Nach der gescheiterten Offensive 2023 gingen Waffenlieferungen der NATO-Länder an die Ukraine spürbar zurück. Die aggressivsten Scharfmacher werfen dem Westen inzwischen einen Mangel an Willen vor, die Ukraine zu unterstützen. Die Schuld für die sich abzeichnende Niederlage weisen sie jeweiligen politischen Konkurrenten zu. Real liegt es nicht am Willen. Die Waffenlagersind leer. Industrielle Kapazitäten, um schnell Ersatz zu produzieren, fehlen. „Der Boden des Fasses ist jetzt sichtbar,“ sagte Rob Bauer, Chef des NATO-Militärausschusses 2023. Jetzt räumte die EU das Scheitern ihres Plans ein, der Ukraine bis März eine Million Schuss Artilleriemunition zu liefern. Nur die Hälfte kam zustande.
Für die USA haben jetzt Lieferungen nach Israel Priorität. Die
ohnehin knappen Patriot Missiles brauchen sie, um ihre illegalen Stützpunkte in
Syrien und Irak gegen die Huthis zu verteidigen. Der Zwang, Artilleriemunition und
Patriot Missiles zu sparen, erhöht die Verluste der Ukraine. Noch schlimmer als
Waffenmangel ist der Soldatenmangel. Videos, die zeigen, wie Männer auf offener
Straße für die Front eingefangen werden, bis vor Kurzem als „russische
Propaganda“ abgetan, sind heute in bürgerlichen Medien zu sehen. Seit Monaten im
ukrainischen Parlament umstritten ist ein „Mobilisierungsplan“, mit dem in
Etappen 500000 Soldaten neu rekrutiert werden sollen, ein indirekter Hinweis
auf die Höhe der Verluste.
Der Mobilisierungsplan ist so unpopulär, dass Selenskyj wie
auch der Oberbefehlshaber der Streitkräfte Saluschnyj seit Wochen die
Urheberschaft dem jeweils anderen in die Schuhe schieben. Ein schon lange
zwischen ihnen schwelender Machtkampf brach offen aus und gipfelte am 29.1.2024
in Selenskyjs Versuch, Saluschnyj zum Rücktritt zu bewegen. Der lehnte ab. Der etablierte
ukrainische Kriegsreporter Illia Ponomarenko twitterte auf X: „Saluschnyj hat
die Unterstützung von 88 Prozent der Ukrainer. 97 Prozent vertrauen der Armee
unter seinem Kommando … Sie würden gern – aber sie können es sich nicht
leisten. Saluschnyj ist zu stark, um rausgekickt zu werden“ (29.1.2024).

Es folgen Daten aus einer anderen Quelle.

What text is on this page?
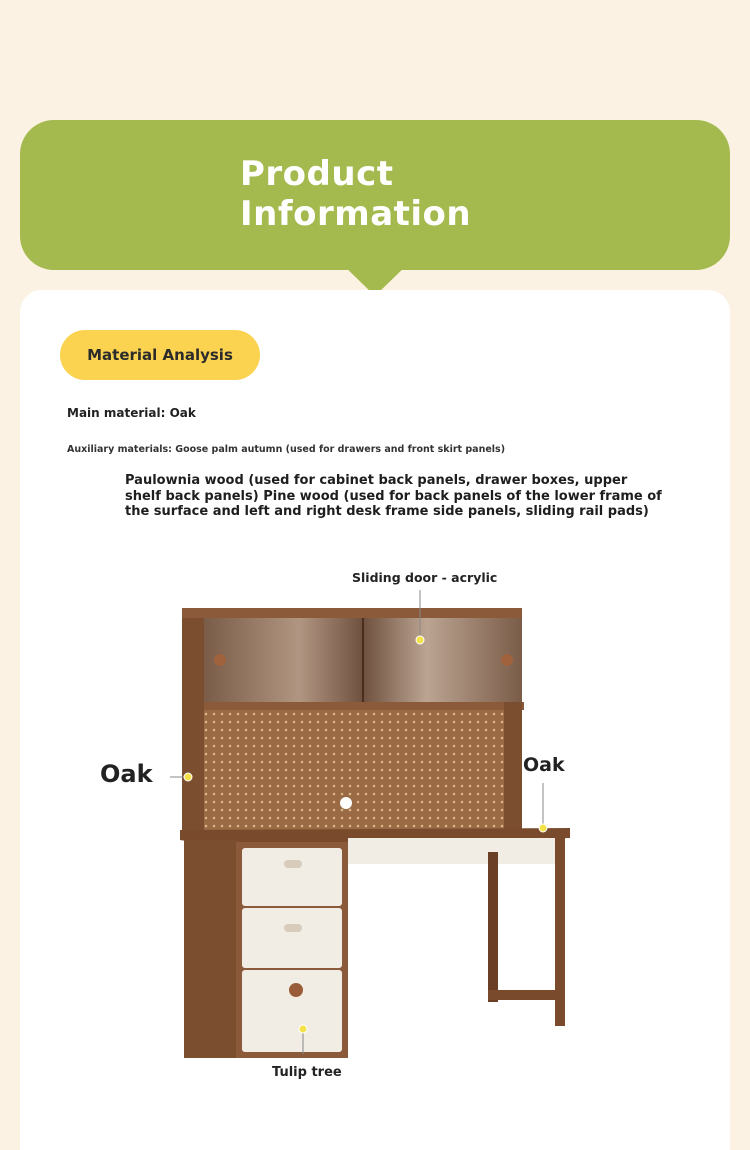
Product
Information
Material Analysis
Main material: Oak
Auxiliary materials: Goose palm autumn (used for drawers and front skirt panels)
Paulownia wood (used for cabinet back panels, drawer boxes, upper shelf back panels) Pine wood (used for back panels of the lower frame of the surface and left and right desk frame side panels, sliding rail pads)
Sliding door - acrylic
Oak	Oak
Tulip tree
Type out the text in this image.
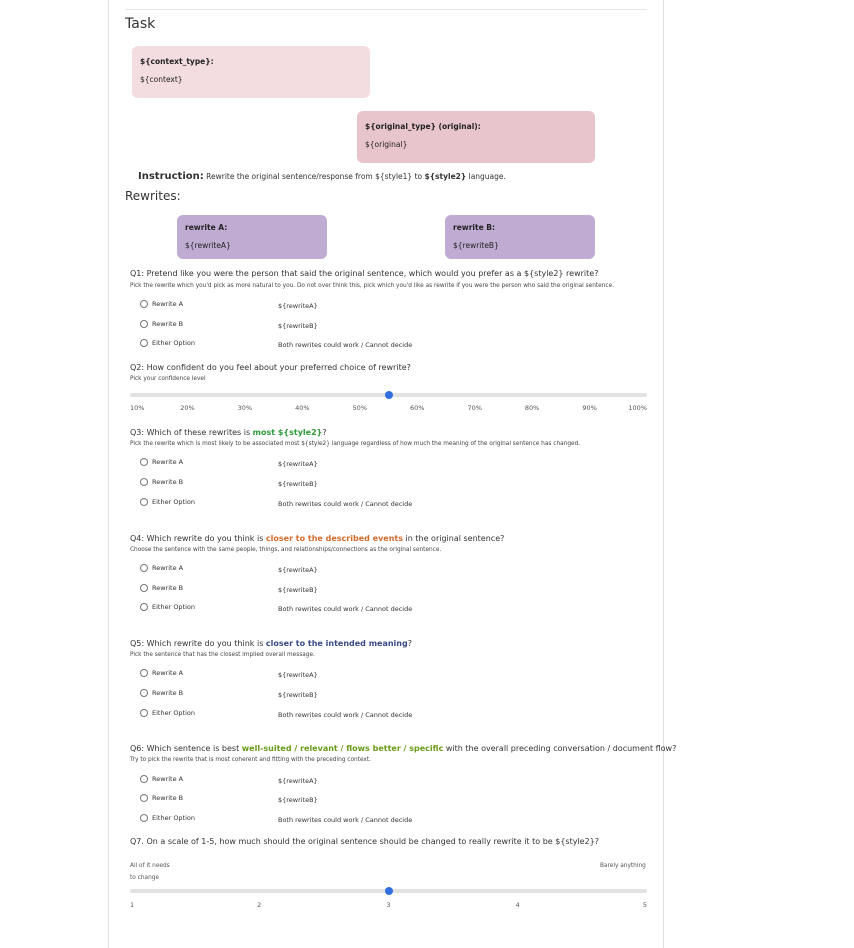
Task
${context_type}:
${context}
${original_type} (original):
${original}
Instruction: Rewrite the original sentence/response from ${style1} to ${style2} language.
Rewrites:
rewrite A:
${rewriteA}
rewrite B:
${rewriteB}
Q1: Pretend like you were the person that said the original sentence, which would you prefer as a ${style2} rewrite?
Pick the rewrite which you'd pick as more natural to you. Do not over think this, pick which you'd like as rewrite if you were the person who said the original sentence.
Rewrite A	${rewriteA}
Rewrite B	${rewriteB}
Either Option	Both rewrites could work / Cannot decide
Q2: How confident do you feel about your preferred choice of rewrite?
Pick your confidence level
10%	20%	30%	40%	50%	60%	70%	80%	90%	100%
Q3: Which of these rewrites is most ${style2}?
Pick the rewrite which is most likely to be associated most ${style2} language regardless of how much the meaning of the original sentence has changed.
Rewrite A	${rewriteA}
Rewrite B	${rewriteB}
Either Option	Both rewrites could work / Cannot decide
Q4: Which rewrite do you think is closer to the described events in the original sentence?
Choose the sentence with the same people, things, and relationships/connections as the original sentence.
Rewrite A	${rewriteA}
Rewrite B	${rewriteB}
Either Option	Both rewrites could work / Cannot decide
Q5: Which rewrite do you think is closer to the intended meaning?
Pick the sentence that has the closest implied overall message.
Rewrite A	${rewriteA}
Rewrite B	${rewriteB}
Either Option	Both rewrites could work / Cannot decide
Q6: Which sentence is best well-suited / relevant / flows better / specific with the overall preceding conversation / document flow?
Try to pick the rewrite that is most coherent and fitting with the preceding context.
Rewrite A	${rewriteA}
Rewrite B	${rewriteB}
Either Option	Both rewrites could work / Cannot decide
Q7. On a scale of 1-5, how much should the original sentence should be changed to really rewrite it to be ${style2}?
All of it needs
to change
Barely anything
1	2	3	4	5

Für den Fall der Entlassung Saluschnyjs sagt Ponomarenko
Unruhe voraus. Saluschnyj, der gern vor Porträts des Hitler-Kollaborateurs
Bandera posiert, hat beste Beziehungen zu Eliteeinheiten der ukrainischen
Armee, die sich großenteils aus Azov-, Aidar- und Kraken-Bataillonen
rekrutieren. Andererseits beurteilt er den Kriegsverlauf oft realistischer als
Selenskyj, der stets von Sieg zu Sieg eilt, um die Geldgeber in den USA und der
EU bei Laune zu halten. Selenskyj nahm dem Rivalen übel, dass er im Interview
mit dem „Economist“ am 1.11.2023 ein „Patt“ an der Front diagnostizierte. Laut
Seymour Hersh setzten im US-Geheimdienste-Militär-Komplex jene Kreise auf
Saluschnyj, die den Frontverlauf gern „einfrieren“ würden, um eine Atempause
für die Nach- und Aufrüstung zu erhalten.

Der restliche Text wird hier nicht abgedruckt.